0
votes

I'm new here on StackOverflow. I would like to apply 3 function to a dataframe in order to create a new dataframe.

emiscore$rank19<-rank(-emiscore$"2019")
emi_P_19<-filter(emiscore,rank19<31)
emi_P_19<-emi_P_19[order(emi_P_19$Name),]

The top 10 lines of emi_P_19 appears as following:

structure(list(Name = c("LA Z BOY", "1 800 FLOWERS.COM 'A'", 
"AGEAS (EX FORTIS)", "AGFA GEVAERT", "AIR FRANCE KLM", "ANHEUSER BUSCH INBEV"
), DATATYPE = c("TRESGENERS", "TRESGENERS", "TRESGENERS", "TRESGENERS", 
"TRESGENERS", "TRESGENERS"), `2019` = c(0, 0, NA, NA, NA, NA), 
    `2018` = c(8.33, 0, 22.15, 64.46, 97.92, 58.47), `2017` = c(0, 
    0, 0, 63.11, 97.83, 49.14), `2016` = c(0, 0, 0, 58.65, 95.83, 
    61.46), `2015` = c(NA, NA, 0, 64.89, 93.27, 67.71), `2014` = c(NA, 
    NA, 0, 60.26, 94.57, 59.78), `2013` = c(NA, NA, 0, 64.63, 
    96.74, 77.17), `2012` = c(NA, NA, 0, 67.86, 98.96, 75), `2011` = c(NA, 
    NA, 0, 67.07, 96.81, 70.93), `2010` = c(NA, NA, 17.05, 71.25, 
    98.98, 88.46), `2009` = c(NA, NA, 11.59, 68.92, 88.16, 92.65
    ), `2008` = c(NA, NA, 18.85, 71.21, 92.42, 77.59), `2007` = c(NA, 
    NA, 50.93, 79.69, 80.36, 78), delisted = c("NO", "NO", "NO", 
    "NO", "NO", "NO"), rank20 = c(535, 535, 646, 647, 648, 649
    ), rank19 = c(535, 535, 646, 647, 648, 649)), row.names = c(NA, 
-6L), class = c("tbl_df", "tbl", "data.frame"))

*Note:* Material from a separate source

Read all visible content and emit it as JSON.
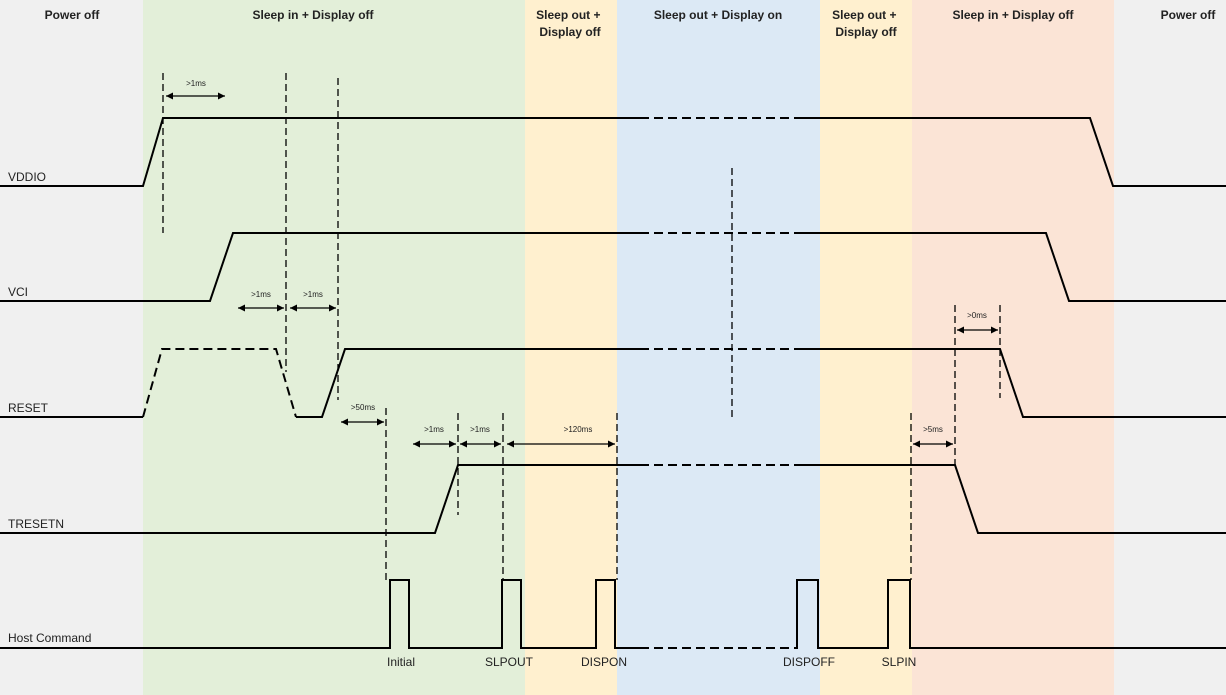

So essentially, I want to rank, take the top 30 companies, order them alphabetically to create a new dataframe with the names (column named "Name") of the companies per each year from 2007 to 2019. The end goal is to obtain the list per each year that displays the names of the companies ranked and filtered as above, in alphabetic order.

1
Best practice in data analytics is to keep your data long (or tidy) and not wide as you have it. You really should have a year column holding 2007-2019 values. - Parfait
Please add data using dput and not as images. Please read the info about how to ask a good question and how to give a reproducible example. - Ronak Shah

1 Answers

0
votes

As @Parfait mentioned it becomes very easier to do data manipulation if you keep data in long format, you could do something like this :

library(dplyr)

result <- emiscore %>%
            tidyr::pivot_longer(cols = `2019`:`2007`, names_to = 'year') %>%
            group_by(year) %>%
            top_n(30, value)

This selects top 30 values for each year.